Maike Brülls arbeitet als Journalistin in Berlin. Sie hat Kulturjournalismus studiert. Ihre Texte sind unter anderem in der taz, bei VICE, ZEIT Online, DUMMY und MISSY erschienen. Außerdem arbeitet sie an Videos für verschiedene Formate des funk-Netzwerks.

Wo Pommes, da Kunst

22.08.2018
DAs Tropez im Sommerbad HUmboldthain, Foto: Ink Agop
DAs Tropez im Sommerbad HUmboldthain, Foto: Ink Agop

Das Sommerbad Humboldthain bietet nicht nur ein großes Schwimmbecken und eine extrem kurvige Rutsche – sondern auch Kunst im Kiosk. Zu Besuch im „Tropez“.

„Sommer“ und „Freibad“ sind zwei Worte, die wunderbar zueinander passen. Sie wecken ähnliche Assoziationen: Draußen sein. Ferien. Freizeit. Warme Sonne auf nackter Haut. Den aufgeheizten Körper abkühlen. „Kunst“ wiederum ist ein Wort, das einem in diesem Zusammenhang nicht in den Sinn kommt. Umso spannender, wenn diese drei Begriffe aufeinandertreffen. Wie im Projekt Tropez. Denn dort gibt es Kunst – im Kiosk des Sommerbads Humboldthain.

Es ist ein heißer Wochentag im August. Ferienzeit. Seit gerade mal zwei Stunden hat das Freibad geöffnet, und doch ziehen einige Schwimmer*innen im hellblau schimmernden Wasser ihre Bahnen, legen Mütter auf der Wiese große Handtücher zu einer Liegefläche aus und kreischen vereinzelt Kinder schon ihr vergnügtes Freibad-Kreischen.

Auf Reisen im Schwimmbad

Von der Terrasse des Tropez aus kann man dieses Treiben wunderbar beobachten. Der Kiosk liegt links vom Schwimmbecken. Er ist ein gräulich-weiß verputztes Gebäude mit rot umrahmten Fenstern. Im rechten Teil ist die Ausgabe, wo man Pommes, frisches Obst oder Gin Tonic kaufen kann. Links davon liegt, durch eine Hecke abgetrennt, besagte Terrasse. Sitzen können Gäste auf Stühlen mit dicken, blumenbemusterten Polstern an quadratischen Tischen, neben denen rosafarbene, fransige Sonnenschirme stehen. Über die Terrasse gelangt man in den Raum, in dem die meisten der Kunstwerke ausgestellt sind. Weitere Tische gibt es darin auch. Denn auch jetzt, wo der Kiosk zum Tropez und damit zu einem Ort für Kunst wurde, muss er für das gastronomische Wohl der Badegäste sorgen. So steht es im Mietvertrag.

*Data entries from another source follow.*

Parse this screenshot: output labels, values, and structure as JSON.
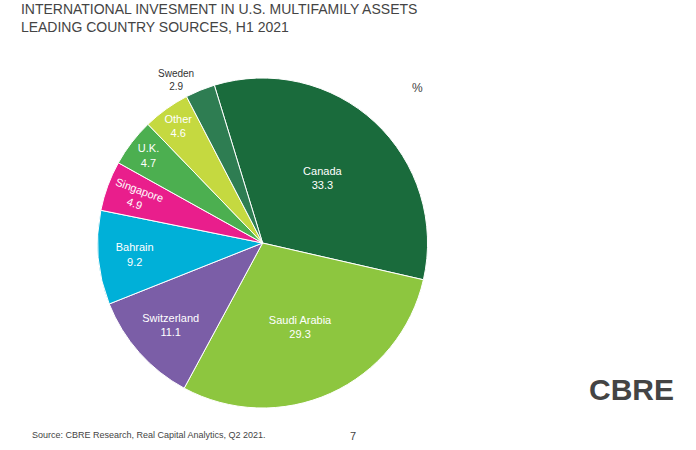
{
  "chart_data": {
    "type": "pie",
    "title": "INTERNATIONAL INVESMENT IN U.S. MULTIFAMILY ASSETS",
    "subtitle": "LEADING COUNTRY SOURCES, H1 2021",
    "categories": [
      "Canada",
      "Saudi Arabia",
      "Switzerland",
      "Bahrain",
      "Singapore",
      "U.K.",
      "Other",
      "Sweden"
    ],
    "values": [
      33.3,
      29.3,
      11.1,
      9.2,
      4.9,
      4.7,
      4.6,
      2.9
    ],
    "colors": [
      "#1a6b3c",
      "#8dc63f",
      "#7b5ea7",
      "#00b0d8",
      "#e91e8c",
      "#4caf50",
      "#c5d940",
      "#2e7d52"
    ],
    "data_labels": true,
    "annotations": [
      "%",
      "Source: CBRE Research, Real Capital Analytics, Q2 2021.",
      "7",
      "CBRE"
    ]
  }
}
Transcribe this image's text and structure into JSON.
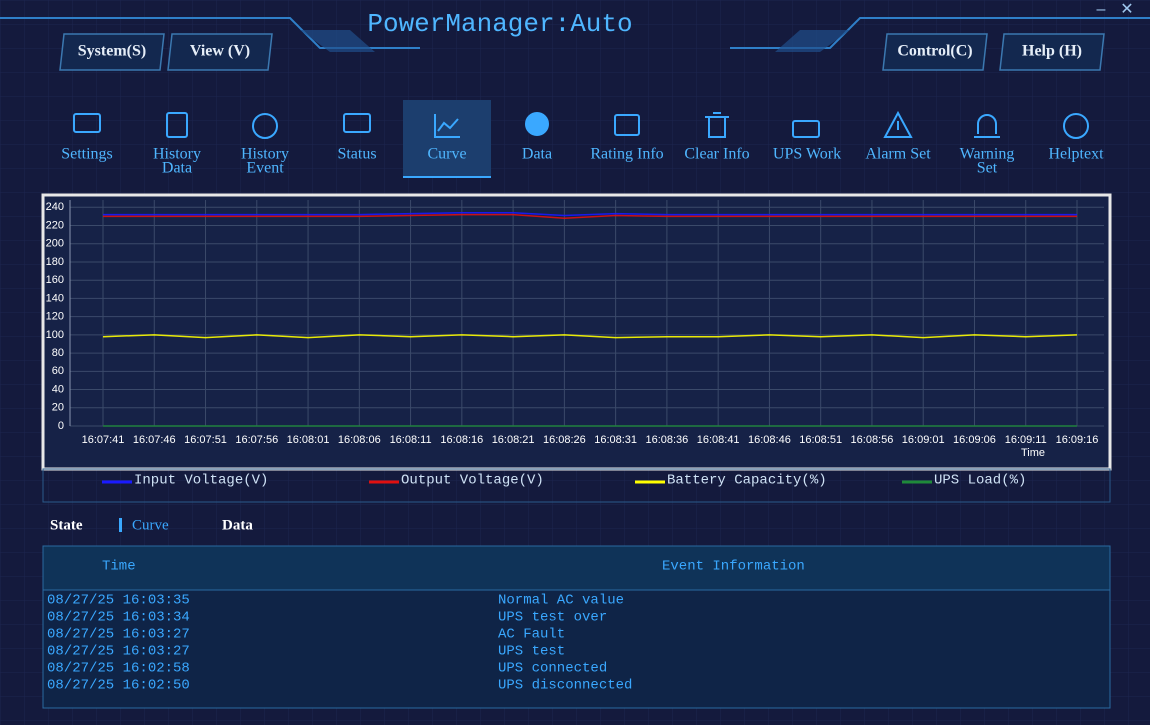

Gerade heißt das: Nele Heinevetter, die Kuratorin und Leiterin des Tropez, muss Vorräte aufstocken. „Hallo, hier ist Nele aus dem Humboldthain“, spricht sie in ihr Handy. „Ich möchte Eis bestellen. Dreimal Pirulo Tropical, zweimal Maple Walnuts, zweimal Frozen Yoghurt.“ Sie sitzt an einem der quadratischen Tische auf der Terrasse, trägt eine weiße Cappy und eine schwarze Sonnenbrille.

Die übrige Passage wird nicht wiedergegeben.